Те бомбы в Лос-Анджелесе, убийства и терроризм, состоят из мужества, негодования и невежества. Цивилизация должна многого опасаться от слепых классовых антагонизмов, которые она поощряет; но проповедь «классового сознания», отнюдь не будучи разжигателем насилия, должна быть признана цивилизующим влиянием культуры на экономические интересы.
Мысли и чувства имеют значение. Мы живем в революционный период, и ничто так не важно, как осознание этого. Мера нашего самосознания будет более или менее определять, станем ли мы жертвами или хозяевами перемен. Без философии мы спотыкаемся. Старые рутины и старые табу все равно разрушаются, возникают социальные силы, которые ищут автономии и борются против рабства нечеловеческим целям. Мы, кажется, движемся к некоторому такому государственному управлению, которое я пытался предложить. Но без знания об этом прогресс будет пестрым и, возможно, тщетным. Динамика для великолепной человеческой цивилизации повсюду вокруг нас. Их нужно использовать. Для этого должна быть культура, практикуемая в поиске внутренней сущности импульсов, компетентная в отражении идолов своего собственного мышления, гостеприимная к новизне и достаточно изобретательная, чтобы обуздать силу.

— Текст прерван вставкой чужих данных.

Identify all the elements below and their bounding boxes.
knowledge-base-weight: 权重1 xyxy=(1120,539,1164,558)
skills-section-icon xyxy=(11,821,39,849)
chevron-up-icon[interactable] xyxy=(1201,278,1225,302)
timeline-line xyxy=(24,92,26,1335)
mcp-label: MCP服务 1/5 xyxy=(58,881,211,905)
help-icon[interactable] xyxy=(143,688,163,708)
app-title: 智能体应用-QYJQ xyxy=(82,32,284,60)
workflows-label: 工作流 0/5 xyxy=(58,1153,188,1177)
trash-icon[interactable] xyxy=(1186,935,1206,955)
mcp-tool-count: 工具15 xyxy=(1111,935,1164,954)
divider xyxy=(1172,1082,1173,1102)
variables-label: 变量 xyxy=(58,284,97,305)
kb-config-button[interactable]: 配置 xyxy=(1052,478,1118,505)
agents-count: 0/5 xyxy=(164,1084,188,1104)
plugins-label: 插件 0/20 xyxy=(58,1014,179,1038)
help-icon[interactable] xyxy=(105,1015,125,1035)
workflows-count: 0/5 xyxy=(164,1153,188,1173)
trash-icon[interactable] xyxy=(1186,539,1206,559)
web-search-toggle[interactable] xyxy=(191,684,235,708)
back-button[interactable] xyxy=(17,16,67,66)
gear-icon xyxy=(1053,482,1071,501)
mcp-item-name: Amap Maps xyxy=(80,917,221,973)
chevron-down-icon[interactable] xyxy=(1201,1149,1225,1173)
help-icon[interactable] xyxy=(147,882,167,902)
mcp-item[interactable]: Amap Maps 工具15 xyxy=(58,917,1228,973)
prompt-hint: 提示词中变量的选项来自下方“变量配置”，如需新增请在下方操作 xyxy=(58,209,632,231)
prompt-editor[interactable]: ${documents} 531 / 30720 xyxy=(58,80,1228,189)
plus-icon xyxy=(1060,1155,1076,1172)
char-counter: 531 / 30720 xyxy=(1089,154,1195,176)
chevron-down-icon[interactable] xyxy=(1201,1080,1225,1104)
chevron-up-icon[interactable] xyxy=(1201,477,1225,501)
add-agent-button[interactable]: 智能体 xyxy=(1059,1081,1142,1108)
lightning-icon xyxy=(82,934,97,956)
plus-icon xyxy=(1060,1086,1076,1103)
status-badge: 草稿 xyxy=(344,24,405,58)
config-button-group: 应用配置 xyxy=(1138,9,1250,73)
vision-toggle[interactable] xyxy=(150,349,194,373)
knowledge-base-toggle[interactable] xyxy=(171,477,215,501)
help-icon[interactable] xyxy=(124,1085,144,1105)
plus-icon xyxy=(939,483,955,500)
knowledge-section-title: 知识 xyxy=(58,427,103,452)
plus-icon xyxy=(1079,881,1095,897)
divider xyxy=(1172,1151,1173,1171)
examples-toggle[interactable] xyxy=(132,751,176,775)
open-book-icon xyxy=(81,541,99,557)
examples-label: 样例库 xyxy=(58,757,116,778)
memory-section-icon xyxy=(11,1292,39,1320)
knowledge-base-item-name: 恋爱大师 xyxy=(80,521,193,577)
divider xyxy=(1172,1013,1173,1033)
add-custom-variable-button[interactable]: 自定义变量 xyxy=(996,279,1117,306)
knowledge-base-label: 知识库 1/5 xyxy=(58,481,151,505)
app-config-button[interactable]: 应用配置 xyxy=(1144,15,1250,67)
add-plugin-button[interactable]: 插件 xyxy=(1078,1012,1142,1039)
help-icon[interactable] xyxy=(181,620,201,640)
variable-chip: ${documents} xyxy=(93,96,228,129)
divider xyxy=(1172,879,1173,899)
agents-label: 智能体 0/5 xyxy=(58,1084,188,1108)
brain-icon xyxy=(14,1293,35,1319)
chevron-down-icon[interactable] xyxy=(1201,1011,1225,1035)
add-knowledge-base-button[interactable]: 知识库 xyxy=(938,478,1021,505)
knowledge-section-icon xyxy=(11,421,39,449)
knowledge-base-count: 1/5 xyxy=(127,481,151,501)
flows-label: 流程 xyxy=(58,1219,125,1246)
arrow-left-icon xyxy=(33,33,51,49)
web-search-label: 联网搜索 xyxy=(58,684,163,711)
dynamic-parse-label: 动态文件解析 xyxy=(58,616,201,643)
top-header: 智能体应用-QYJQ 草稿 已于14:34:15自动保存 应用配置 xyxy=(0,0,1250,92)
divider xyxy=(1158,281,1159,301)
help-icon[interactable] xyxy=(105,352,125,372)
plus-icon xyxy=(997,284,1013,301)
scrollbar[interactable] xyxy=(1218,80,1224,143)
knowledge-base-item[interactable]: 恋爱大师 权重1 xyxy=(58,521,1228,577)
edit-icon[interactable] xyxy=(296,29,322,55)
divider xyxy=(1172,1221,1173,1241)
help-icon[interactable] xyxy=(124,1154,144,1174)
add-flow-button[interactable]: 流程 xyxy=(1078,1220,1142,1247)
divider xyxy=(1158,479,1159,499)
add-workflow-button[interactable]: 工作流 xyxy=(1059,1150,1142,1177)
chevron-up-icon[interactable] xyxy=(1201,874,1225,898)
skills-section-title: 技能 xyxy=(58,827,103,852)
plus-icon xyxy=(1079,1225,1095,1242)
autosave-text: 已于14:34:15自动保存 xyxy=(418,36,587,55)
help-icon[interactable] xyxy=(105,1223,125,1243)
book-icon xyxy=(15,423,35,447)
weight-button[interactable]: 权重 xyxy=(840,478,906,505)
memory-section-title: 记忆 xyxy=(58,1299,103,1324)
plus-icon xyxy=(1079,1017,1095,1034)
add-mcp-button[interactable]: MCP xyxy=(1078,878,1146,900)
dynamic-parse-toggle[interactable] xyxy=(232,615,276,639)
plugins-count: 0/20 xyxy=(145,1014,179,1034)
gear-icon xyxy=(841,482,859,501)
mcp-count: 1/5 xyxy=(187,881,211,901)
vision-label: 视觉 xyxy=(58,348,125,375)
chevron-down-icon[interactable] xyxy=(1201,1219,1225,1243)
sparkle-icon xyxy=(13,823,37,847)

Почему этот век стал таким, какой он есть, почему именно в это время весь дрейф мысли должен быть от авторитета к автономии, было бы интересной спекуляцией. Это один из конечных вопросов политики. Это как спрашивать, почему Афины в V веке до н. э. были выделены как светящаяся точка западного мира. Мы не знаем достаточно, чтобы проникнуть под такие тайны. Мы можем только начать догадываться, почему был Ренессанс, почему в определенные века человек кажется необычайно творческим. Возможно, Современный период с его гибкостью, чувством перемен и желанием самонаправления — это освобождение, обусловленное большим избытком богатства. Возможно, легкость путешествий, популяризация знаний, разрушение границ дали нам новый интерес к человеческой жизни, показав, насколько временны все ее инструменты. Конечно, спокойное или угрюмое принятие подорвано. Если люди остаются рабами либо идей, либо других людей, это будет потому, что они не знают, что они рабы. Их намерение — быть свободными. Их желание — полная и выразительная жизнь, и они не смакуют однобокое и искалеченное человечество. Ибо век богат разнообразными и благородными страстями.